Chino and I watch bad TV and get caught up on gossip. My nephew’s having a kid this week. My niece has a boyfriend with whom she cohabitates (something that, until this current generation, was all but nonexistent in PR society), he seems like an alright guy. People are working the same jobs they’ve always worked. The island’s governor has announced she won’t be running for reelection — in favor of pursuing an amorous relationship with a new lover, explain the gossip columnists. Skies look angry and brooding from dawn to dusk, discouraging me from wandering off too far from home. Going to the beach seems out of the question. On Friday I drive my brother to get a haircut. Nevermind that we live within walking distance of about a jillion hair salons, still we must drive clear across town and halfway up into the deep countryside of my childhood, to patronize a barber that is known to my brothers. A childhood friend, I think. He’s cheaper, they say. But don’t we end up wasting the cost savings in time and fuel driving there and back? But such is the mentality here.
Day Eight:
I’m packed, jonesing to get to the airport so I can be on my way back home where things make more sense. Before leaving I visit my mother’s grave. Not sure what I expected out of that visit, and even less sure about what I got out of it. This is not one of those garden-like cemeteries like they have in US, all carefully manicured and designed to facilitate visitation, contemplation, thinking. This is a cemetery for the working class, designed to house your loved ones’ remains and little else. The grave is well tended. Plastic flowers are thoughtfully arrayed around the headstone. I notice mom’s plaque has been added to grandma’s. No great outburst of emotion is forthcoming. I remember both women as I read their names, I mentally mumble my appreciation for them, and I go home. There’s nothing for me here.

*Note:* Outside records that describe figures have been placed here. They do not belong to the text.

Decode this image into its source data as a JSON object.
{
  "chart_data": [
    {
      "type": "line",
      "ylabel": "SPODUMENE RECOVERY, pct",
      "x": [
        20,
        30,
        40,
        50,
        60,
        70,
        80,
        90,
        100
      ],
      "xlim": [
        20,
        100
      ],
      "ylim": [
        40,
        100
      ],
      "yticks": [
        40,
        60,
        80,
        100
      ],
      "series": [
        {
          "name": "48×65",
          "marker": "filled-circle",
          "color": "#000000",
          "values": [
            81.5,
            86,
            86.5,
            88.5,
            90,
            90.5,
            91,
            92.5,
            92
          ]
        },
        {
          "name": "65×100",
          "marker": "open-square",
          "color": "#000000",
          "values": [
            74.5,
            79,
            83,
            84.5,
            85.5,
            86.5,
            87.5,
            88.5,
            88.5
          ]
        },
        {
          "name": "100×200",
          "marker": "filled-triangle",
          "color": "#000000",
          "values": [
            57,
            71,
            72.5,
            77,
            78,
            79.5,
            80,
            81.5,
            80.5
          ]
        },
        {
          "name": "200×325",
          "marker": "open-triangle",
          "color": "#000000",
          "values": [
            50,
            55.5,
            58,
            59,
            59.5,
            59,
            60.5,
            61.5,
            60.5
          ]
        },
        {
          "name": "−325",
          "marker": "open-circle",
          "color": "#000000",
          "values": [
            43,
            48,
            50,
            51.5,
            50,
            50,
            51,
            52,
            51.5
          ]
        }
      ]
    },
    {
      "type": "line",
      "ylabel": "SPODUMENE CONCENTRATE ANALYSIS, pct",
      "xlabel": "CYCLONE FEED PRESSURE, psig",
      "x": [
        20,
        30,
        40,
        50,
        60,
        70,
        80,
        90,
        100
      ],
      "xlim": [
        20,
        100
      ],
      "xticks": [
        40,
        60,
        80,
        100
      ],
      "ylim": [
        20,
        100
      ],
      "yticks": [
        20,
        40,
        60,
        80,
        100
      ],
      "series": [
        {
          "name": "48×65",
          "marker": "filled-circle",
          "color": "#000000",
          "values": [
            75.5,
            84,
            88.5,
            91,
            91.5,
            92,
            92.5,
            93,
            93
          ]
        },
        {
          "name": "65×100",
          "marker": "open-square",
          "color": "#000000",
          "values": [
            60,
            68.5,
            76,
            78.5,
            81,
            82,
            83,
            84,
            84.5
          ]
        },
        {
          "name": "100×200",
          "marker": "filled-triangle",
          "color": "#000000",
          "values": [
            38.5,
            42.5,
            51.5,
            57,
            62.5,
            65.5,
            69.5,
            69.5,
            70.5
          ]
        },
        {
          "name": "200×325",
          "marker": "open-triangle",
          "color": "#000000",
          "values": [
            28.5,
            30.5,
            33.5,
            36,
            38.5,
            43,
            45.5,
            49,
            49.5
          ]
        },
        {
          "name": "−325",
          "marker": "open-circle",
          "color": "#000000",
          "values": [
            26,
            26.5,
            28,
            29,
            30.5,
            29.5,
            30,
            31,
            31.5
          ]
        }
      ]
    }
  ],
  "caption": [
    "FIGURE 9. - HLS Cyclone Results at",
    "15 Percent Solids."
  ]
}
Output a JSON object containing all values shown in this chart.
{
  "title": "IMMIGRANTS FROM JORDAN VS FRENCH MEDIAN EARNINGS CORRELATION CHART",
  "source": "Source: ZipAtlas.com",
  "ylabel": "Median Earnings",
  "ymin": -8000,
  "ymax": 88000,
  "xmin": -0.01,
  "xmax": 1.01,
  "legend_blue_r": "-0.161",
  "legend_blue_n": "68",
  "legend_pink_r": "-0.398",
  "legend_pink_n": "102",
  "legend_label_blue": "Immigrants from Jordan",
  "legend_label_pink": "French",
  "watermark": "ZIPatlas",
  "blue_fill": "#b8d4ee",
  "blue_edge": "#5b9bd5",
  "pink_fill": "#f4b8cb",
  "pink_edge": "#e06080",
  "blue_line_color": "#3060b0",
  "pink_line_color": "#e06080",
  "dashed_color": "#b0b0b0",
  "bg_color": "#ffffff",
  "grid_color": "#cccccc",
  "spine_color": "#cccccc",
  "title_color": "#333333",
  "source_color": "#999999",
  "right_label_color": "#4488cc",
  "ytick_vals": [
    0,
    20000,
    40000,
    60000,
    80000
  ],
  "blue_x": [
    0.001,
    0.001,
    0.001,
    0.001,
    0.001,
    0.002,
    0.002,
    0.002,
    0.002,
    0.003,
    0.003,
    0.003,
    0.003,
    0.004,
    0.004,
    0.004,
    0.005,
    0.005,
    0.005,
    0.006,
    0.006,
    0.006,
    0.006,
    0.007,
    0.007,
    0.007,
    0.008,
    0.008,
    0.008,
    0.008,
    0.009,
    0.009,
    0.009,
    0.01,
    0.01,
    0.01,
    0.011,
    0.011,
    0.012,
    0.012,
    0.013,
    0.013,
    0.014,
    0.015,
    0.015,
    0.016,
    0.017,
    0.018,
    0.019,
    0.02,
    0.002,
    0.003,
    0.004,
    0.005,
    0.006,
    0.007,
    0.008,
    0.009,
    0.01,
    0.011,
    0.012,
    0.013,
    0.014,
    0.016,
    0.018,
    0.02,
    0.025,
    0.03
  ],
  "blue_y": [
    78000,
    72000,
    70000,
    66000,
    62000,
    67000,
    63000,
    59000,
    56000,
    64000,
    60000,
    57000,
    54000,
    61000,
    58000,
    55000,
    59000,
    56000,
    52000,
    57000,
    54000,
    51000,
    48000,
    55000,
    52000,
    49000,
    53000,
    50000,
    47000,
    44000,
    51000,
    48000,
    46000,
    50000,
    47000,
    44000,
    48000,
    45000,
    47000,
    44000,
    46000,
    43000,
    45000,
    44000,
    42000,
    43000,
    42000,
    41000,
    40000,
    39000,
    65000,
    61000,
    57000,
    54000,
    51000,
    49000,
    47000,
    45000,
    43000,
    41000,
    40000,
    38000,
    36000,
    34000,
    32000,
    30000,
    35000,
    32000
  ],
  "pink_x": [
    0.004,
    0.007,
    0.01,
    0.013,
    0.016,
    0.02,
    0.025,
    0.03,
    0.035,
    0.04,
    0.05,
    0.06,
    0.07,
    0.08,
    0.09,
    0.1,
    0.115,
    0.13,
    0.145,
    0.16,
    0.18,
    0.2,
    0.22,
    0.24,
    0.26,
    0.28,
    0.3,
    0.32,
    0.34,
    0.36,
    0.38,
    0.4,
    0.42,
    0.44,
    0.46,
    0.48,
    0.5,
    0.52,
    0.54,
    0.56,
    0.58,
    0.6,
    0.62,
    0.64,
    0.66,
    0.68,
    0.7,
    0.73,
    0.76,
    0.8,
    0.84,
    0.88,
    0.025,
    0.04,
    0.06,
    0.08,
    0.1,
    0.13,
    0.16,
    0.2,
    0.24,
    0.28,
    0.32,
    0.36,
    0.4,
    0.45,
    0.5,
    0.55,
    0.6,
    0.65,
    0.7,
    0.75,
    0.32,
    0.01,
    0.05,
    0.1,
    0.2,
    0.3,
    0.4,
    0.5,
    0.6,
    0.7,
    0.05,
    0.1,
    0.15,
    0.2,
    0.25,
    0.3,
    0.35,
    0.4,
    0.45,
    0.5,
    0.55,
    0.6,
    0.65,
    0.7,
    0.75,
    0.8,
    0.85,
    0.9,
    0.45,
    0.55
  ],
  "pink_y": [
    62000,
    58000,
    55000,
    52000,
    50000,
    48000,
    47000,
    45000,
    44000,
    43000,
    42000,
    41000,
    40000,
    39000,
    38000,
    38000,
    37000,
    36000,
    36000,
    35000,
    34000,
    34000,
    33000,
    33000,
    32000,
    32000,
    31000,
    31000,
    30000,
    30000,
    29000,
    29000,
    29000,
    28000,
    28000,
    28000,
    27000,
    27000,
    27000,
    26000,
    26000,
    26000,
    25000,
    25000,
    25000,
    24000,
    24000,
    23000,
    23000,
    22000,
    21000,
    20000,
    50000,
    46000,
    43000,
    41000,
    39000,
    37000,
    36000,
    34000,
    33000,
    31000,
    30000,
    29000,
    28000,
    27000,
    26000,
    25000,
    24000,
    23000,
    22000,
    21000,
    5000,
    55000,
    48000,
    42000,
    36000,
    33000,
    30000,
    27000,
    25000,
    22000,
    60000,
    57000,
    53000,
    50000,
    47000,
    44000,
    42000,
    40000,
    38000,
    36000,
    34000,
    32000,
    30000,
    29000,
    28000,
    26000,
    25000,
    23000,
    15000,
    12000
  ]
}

Upon arriving in Tampa International Airport I am reminded that slow, inefficient service is by no means the exclusive province of third world countries: it took almost an hour for me to procure a shuttle from the airport to a friend’s place only a few miles away, where my car lay in storage. All told I arrived at my apartment a little after midnight on Sunday, more than twelve hours after I set out from Chino’s home in Puerto Rico. Good thing I brought diversions. Those long commutes afforded me time to: finish reading The Victorian Internet, a cute little look back at how the telegraph affected the world in the 19th century in much the same way that the internet was being claimed to do for modern society; start reading Samurai From Outer Space, a sort-of introduction to the culture undergirding anime and manga; and watch three episodes of anime series Neon Genesis: Evangelion, Miyazaki’s Kiki’s Delivery Service, and quirky little Hong Kong martial-arts-fest The Magnificent Warriors, featuring a very young Michelle Yeoh (of Crouching Tiger… fame). Whiling away the late evenings after everyone had gone to sleep in PR I also caught Jackass: The Movie and managed to completely miss every single one of my usual things-to-watch. Altogether, gorged on pop-and-urban-culture-on-the-skids, I believe I am better ready to take on the banality of everyday life in present-day Central Florida. Sohelpmegod.